VRAM balance: qwen3.5:9b Q4 ~6 GB + KV cache 256K q4_0 ~10 GB = 16 GB in 20 GB VRAM (4 GB buffer).

Performance: 8 questions in 3m 4s. 25 questions in 11m 32s. Vs qwen3.6:35b-a3b (highest quality) — 5× faster.

Quality breakdown (25 tests):

  • Math 4/4 (with self-correction via think=True)
  • Technical knowledge (CAP, HTTP/2, race condition, GC)
  • Code: JS debounce, SQL OFFSET, Bash one-liner (with a minor du bug)
  • Vault MCP — finds files, reads daily notes
  • Memory recall — USER profile + journal
  • Polish proverbs always made up
  • Translation sometimes imperfect ("Distributed systems" → "networking")
  • Haiku doesn't keep 5-7-5

TL;DR for the impatient

HardwareModelTrade-off
8 GB VRAMqwen3.5:4b or gemma4:e4bSpeed, poor quality
12 GB VRAMqwen3.5:9b with think=TrueSweet spot
20 GB VRAMqwen3.6:35b-a3b MoEMaximum quality, slow
24+ GB VRAMHeavy MoE with native FCDatacenter territory
80+ GB VRAMMulti-specialist senseNot a home use case

For a home AI agent with a Polish persona + vault MCP + native tool calling, in 2026, on ~20 GB VRAM: qwen3.5:9b with think=True is the choice.

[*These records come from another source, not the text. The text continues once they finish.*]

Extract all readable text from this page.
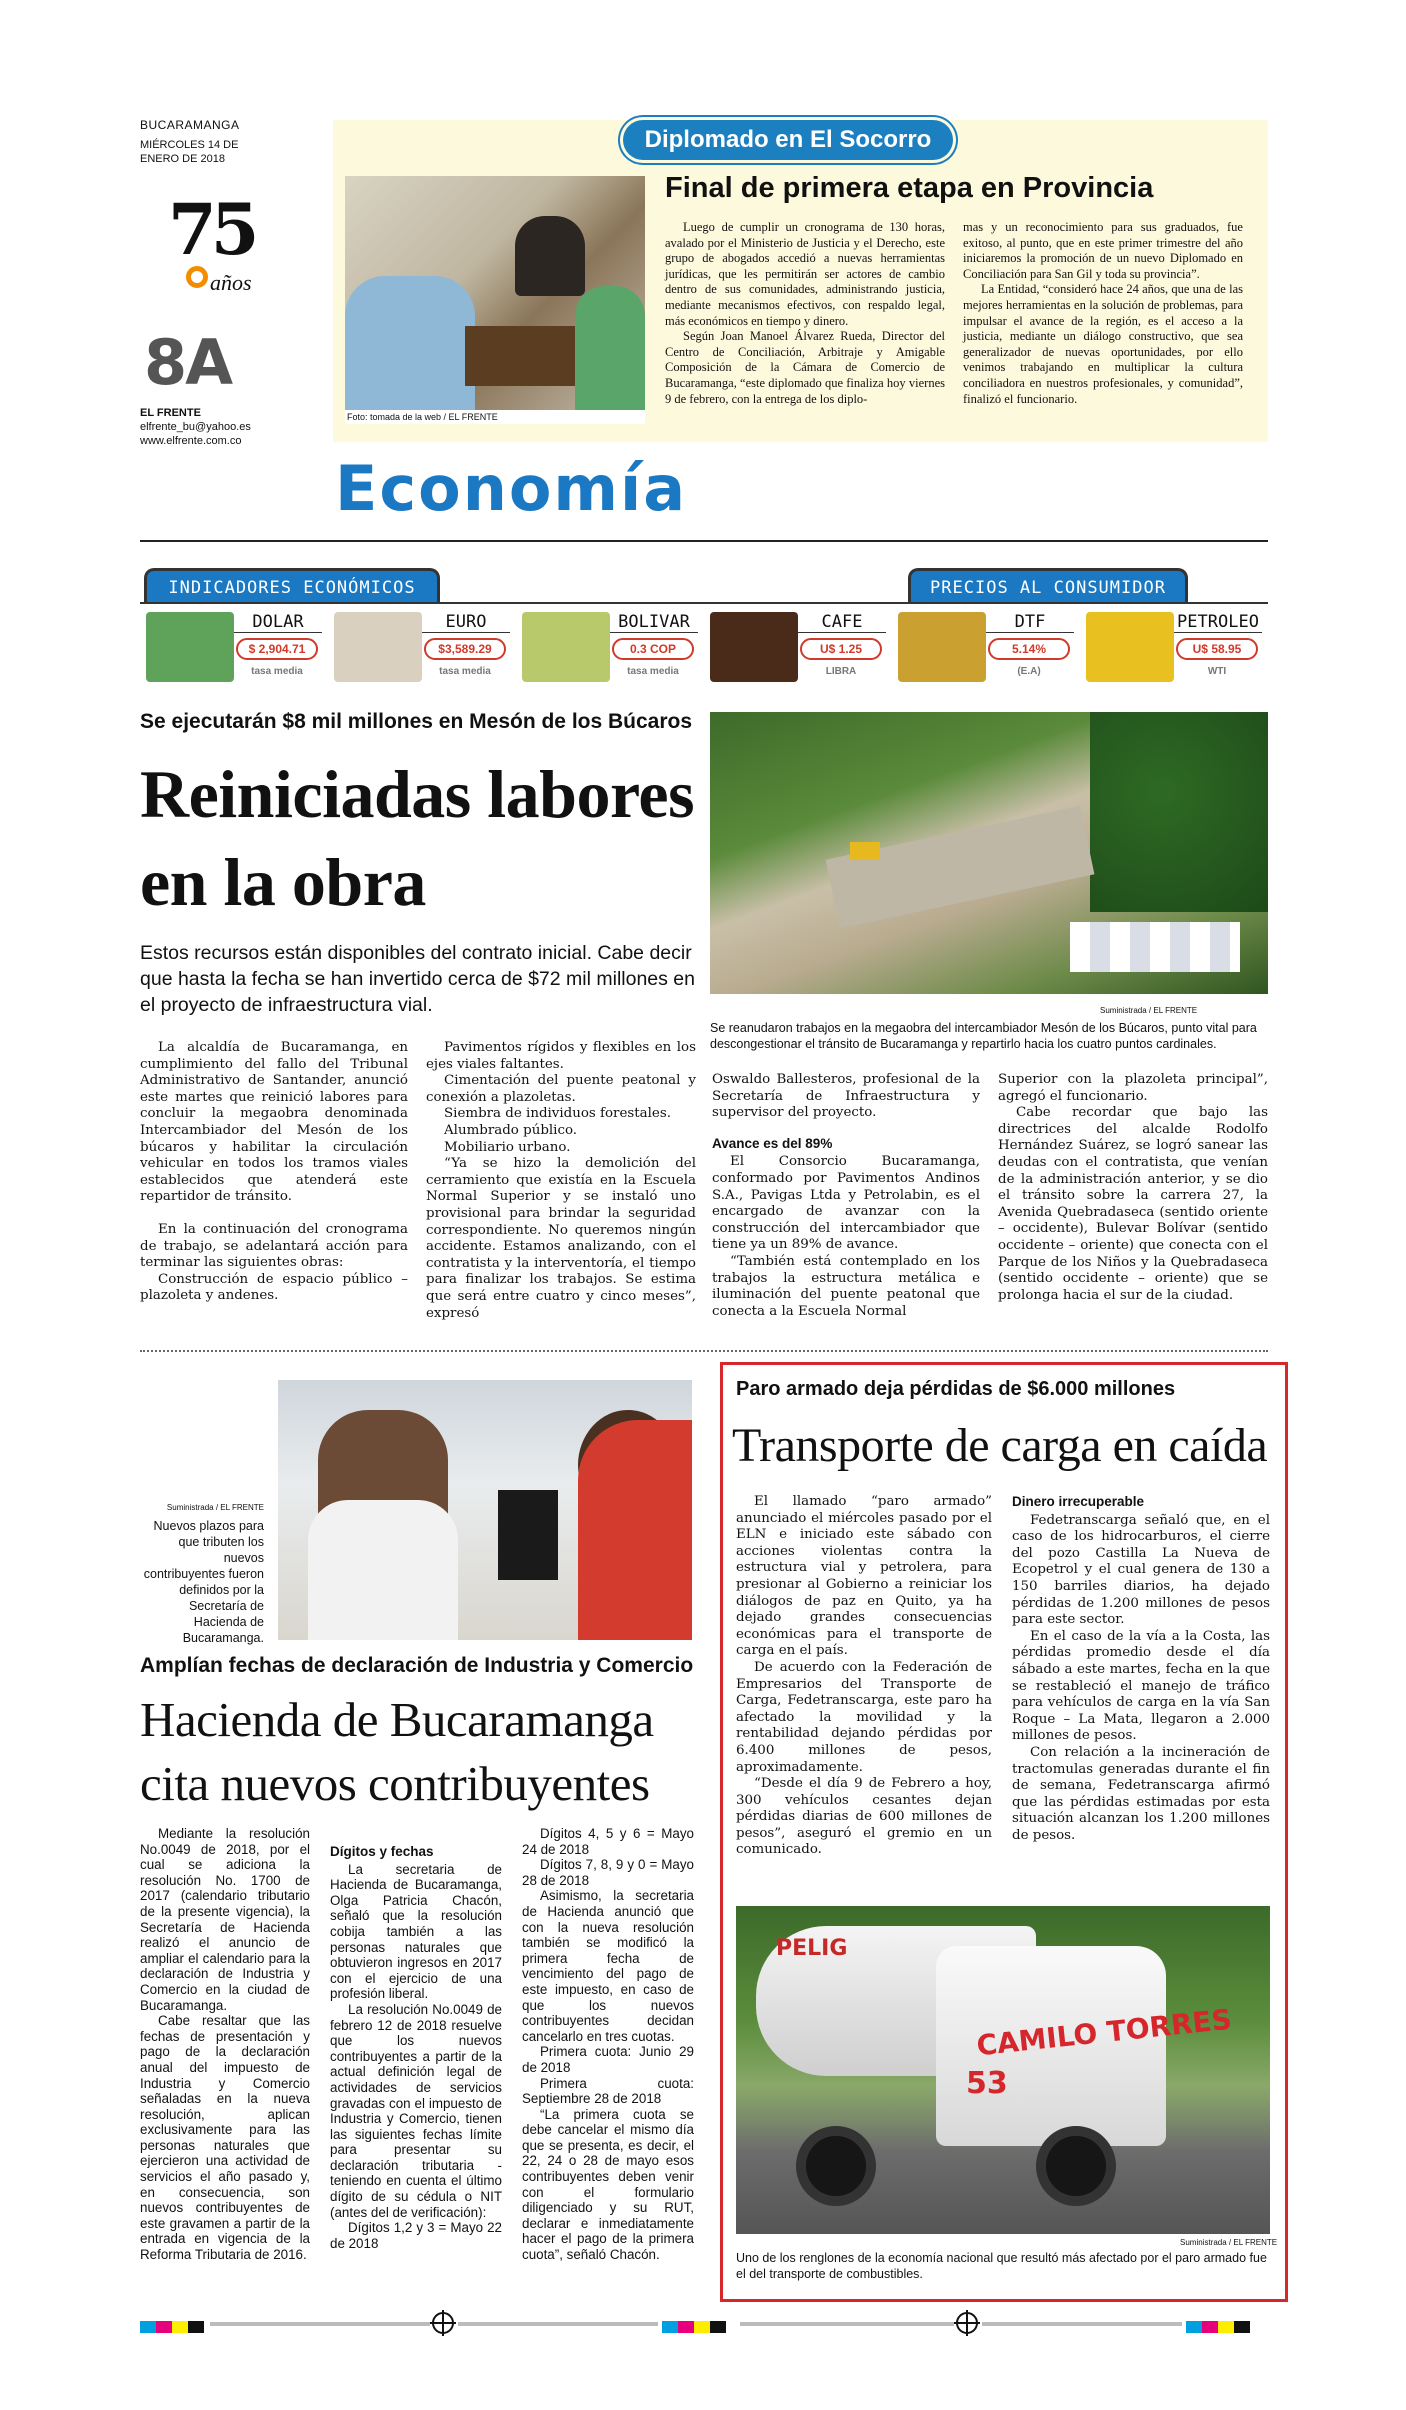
BUCARAMANGA
MIÉRCOLES 14 DE ENERO DE 2018
75
años
8A
EL FRENTE
elfrente_bu@yahoo.es
www.elfrente.com.co
Diplomado en El Socorro
Foto: tomada de la web / EL FRENTE
Final de primera etapa en Provincia

Luego de cumplir un cronograma de 130 horas, avalado por el Ministerio de Justicia y el Derecho, este grupo de abogados accedió a nuevas herramientas jurídicas, que les permitirán ser actores de cambio dentro de sus comunidades, administrando justicia, mediante mecanismos efectivos, con respaldo legal, más económicos en tiempo y dinero.

Según Joan Manoel Álvarez Rueda, Director del Centro de Conciliación, Arbitraje y Amigable Composición de la Cámara de Comercio de Bucaramanga, “este diplomado que finaliza hoy viernes 9 de febrero, con la entrega de los diplo-

mas y un reconocimiento para sus graduados, fue exitoso, al punto, que en este primer trimestre del año iniciaremos la promoción de un nuevo Diplomado en Conciliación para San Gil y toda su provincia”.

La Entidad, “consideró hace 24 años, que una de las mejores herramientas en la solución de problemas, para impulsar el avance de la región, es el acceso a la justicia, mediante un diálogo constructivo, que sea generalizador de nuevas oportunidades, por ello venimos trabajando en multiplicar la cultura conciliadora en nuestros profesionales, y comunidad”, finalizó el funcionario.

Economía
INDICADORES ECONÓMICOS	PRECIOS AL CONSUMIDOR
DOLAR
$ 2,904.71
tasa media
EURO
$3,589.29
tasa media
BOLIVAR
0.3 COP
tasa media
CAFE
U$ 1.25
LIBRA
DTF
5.14%
(E.A)
PETROLEO
U$ 58.95
WTI
Se ejecutarán $8 mil millones en Mesón de los Búcaros
Reiniciadas labores en la obra
Estos recursos están disponibles del contrato inicial. Cabe decir que hasta la fecha se han invertido cerca de $72 mil millones en el proyecto de infraestructura vial.	Suministrada / EL FRENTE
Se reanudaron trabajos en la megaobra del intercambiador Mesón de los Búcaros, punto vital para descongestionar el tránsito de Bucaramanga y repartirlo hacia los cuatro puntos cardinales.

La alcaldía de Bucaramanga, en cumplimiento del fallo del Tribunal Administrativo de Santander, anunció este martes que reinició labores para concluir la megaobra denominada Intercambiador del Mesón de los búcaros y habilitar la circulación vehicular en todos los tramos viales establecidos que atenderá este repartidor de tránsito.

En la continuación del cronograma de trabajo, se adelantará acción para terminar las siguientes obras:

Construcción de espacio público – plazoleta y andenes.

Pavimentos rígidos y flexibles en los ejes viales faltantes.

Cimentación del puente peatonal y conexión a plazoletas.

Siembra de individuos forestales.

Alumbrado público.

Mobiliario urbano.

“Ya se hizo la demolición del cerramiento que existía en la Escuela Normal Superior y se instaló uno provisional para brindar la seguridad correspondiente. No queremos ningún accidente. Estamos analizando, con el contratista y la interventoría, el tiempo para finalizar los trabajos. Se estima que será entre cuatro y cinco meses”, expresó

Oswaldo Ballesteros, profesional de la Secretaría de Infraestructura y supervisor del proyecto.

Avance es del 89%

El Consorcio Bucaramanga, conformado por Pavimentos Andinos S.A., Pavigas Ltda y Petrolabin, es el encargado de avanzar con la construcción del intercambiador que tiene ya un 89% de avance.

“También está contemplado en los trabajos la estructura metálica e iluminación del puente peatonal que conecta a la Escuela Normal

Superior con la plazoleta principal”, agregó el funcionario.

Cabe recordar que bajo las directrices del alcalde Rodolfo Hernández Suárez, se logró sanear las deudas con el contratista, que venían de la administración anterior, y se dio el tránsito sobre la carrera 27, la Avenida Quebradaseca (sentido oriente – occidente), Bulevar Bolívar (sentido occidente – oriente) que conecta con el Parque de los Niños y la Quebradaseca (sentido occidente – oriente) que se prolonga hacia el sur de la ciudad.

Suministrada / EL FRENTE
Nuevos plazos para que tributen los nuevos contribuyentes fueron definidos por la Secretaría de Hacienda de Bucaramanga.
Amplían fechas de declaración de Industria y Comercio
Hacienda de Bucaramanga cita nuevos contribuyentes

Mediante la resolución No.0049 de 2018, por el cual se adiciona la resolución No. 1700 de 2017 (calendario tributario de la presente vigencia), la Secretaría de Hacienda realizó el anuncio de ampliar el calendario para la declaración de Industria y Comercio en la ciudad de Bucaramanga.

Cabe resaltar que las fechas de presentación y pago de la declaración anual del impuesto de Industria y Comercio señaladas en la nueva resolución, aplican exclusivamente para las personas naturales que ejercieron una actividad de servicios el año pasado y, en consecuencia, son nuevos contribuyentes de este gravamen a partir de la entrada en vigencia de la Reforma Tributaria de 2016.

Dígitos y fechas

La secretaria de Hacienda de Bucaramanga, Olga Patricia Chacón, señaló que la resolución cobija también a las personas naturales que obtuvieron ingresos en 2017 con el ejercicio de una profesión liberal.

La resolución No.0049 de febrero 12 de 2018 resuelve que los nuevos contribuyentes a partir de la actual definición legal de actividades de servicios gravadas con el impuesto de Industria y Comercio, tienen las siguientes fechas límite para presentar su declaración tributaria -teniendo en cuenta el último dígito de su cédula o NIT (antes del de verificación):

Dígitos 1,2 y 3 = Mayo 22 de 2018

Dígitos 4, 5 y 6 = Mayo 24 de 2018

Dígitos 7, 8, 9 y 0 = Mayo 28 de 2018

Asimismo, la secretaria de Hacienda anunció que con la nueva resolución también se modificó la primera fecha de vencimiento del pago de este impuesto, en caso de que los nuevos contribuyentes decidan cancelarlo en tres cuotas.

Primera cuota: Junio 29 de 2018

Primera cuota: Septiembre 28 de 2018

“La primera cuota se debe cancelar el mismo día que se presenta, es decir, el 22, 24 o 28 de mayo esos contribuyentes deben venir con el formulario diligenciado y su RUT, declarar e inmediatamente hacer el pago de la primera cuota”, señaló Chacón.

Paro armado deja pérdidas de $6.000 millones
Transporte de carga en caída

El llamado “paro armado” anunciado el miércoles pasado por el ELN e iniciado este sábado con acciones violentas contra la estructura vial y petrolera, para presionar al Gobierno a reiniciar los diálogos de paz en Quito, ya ha dejado grandes consecuencias económicas para el transporte de carga en el país.

De acuerdo con la Federación de Empresarios del Transporte de Carga, Fedetranscarga, este paro ha afectado la movilidad y la rentabilidad dejando pérdidas por 6.400 millones de pesos, aproximadamente.

“Desde el día 9 de Febrero a hoy, 300 vehículos cesantes dejan pérdidas diarias de 600 millones de pesos”, aseguró el gremio en un comunicado.

Dinero irrecuperable

Fedetranscarga señaló que, en el caso de los hidrocarburos, el cierre del pozo Castilla La Nueva de Ecopetrol y el cual genera de 130 a 150 barriles diarios, ha dejado pérdidas de 1.200 millones de pesos para este sector.

En el caso de la vía a la Costa, las pérdidas promedio desde el día sábado a este martes, fecha en la que se restableció el manejo de tráfico para vehículos de carga en la vía San Roque – La Mata, llegaron a 2.000 millones de pesos.

Con relación a la incineración de tractomulas generadas durante el fin de semana, Fedetranscarga afirmó que las pérdidas estimadas por esta situación alcanzan los 1.200 millones de pesos.

PELIG
CAMILO TORRES
53
Suministrada / EL FRENTE
Uno de los renglones de la economía nacional que resultó más afectado por el paro armado fue el del transporte de combustibles.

And one more thing: don't try 14B base models for agent loops. They are fast, but in tests with a real agent they fail at things where 9B with think=True does well. Sometimes less + thinking > more without.

IRIS lives. Automatic setup — server sleeps after 15 minutes of idle, remembers what we talked about, has a Polish persona with dry sarcasm. Like a real agent.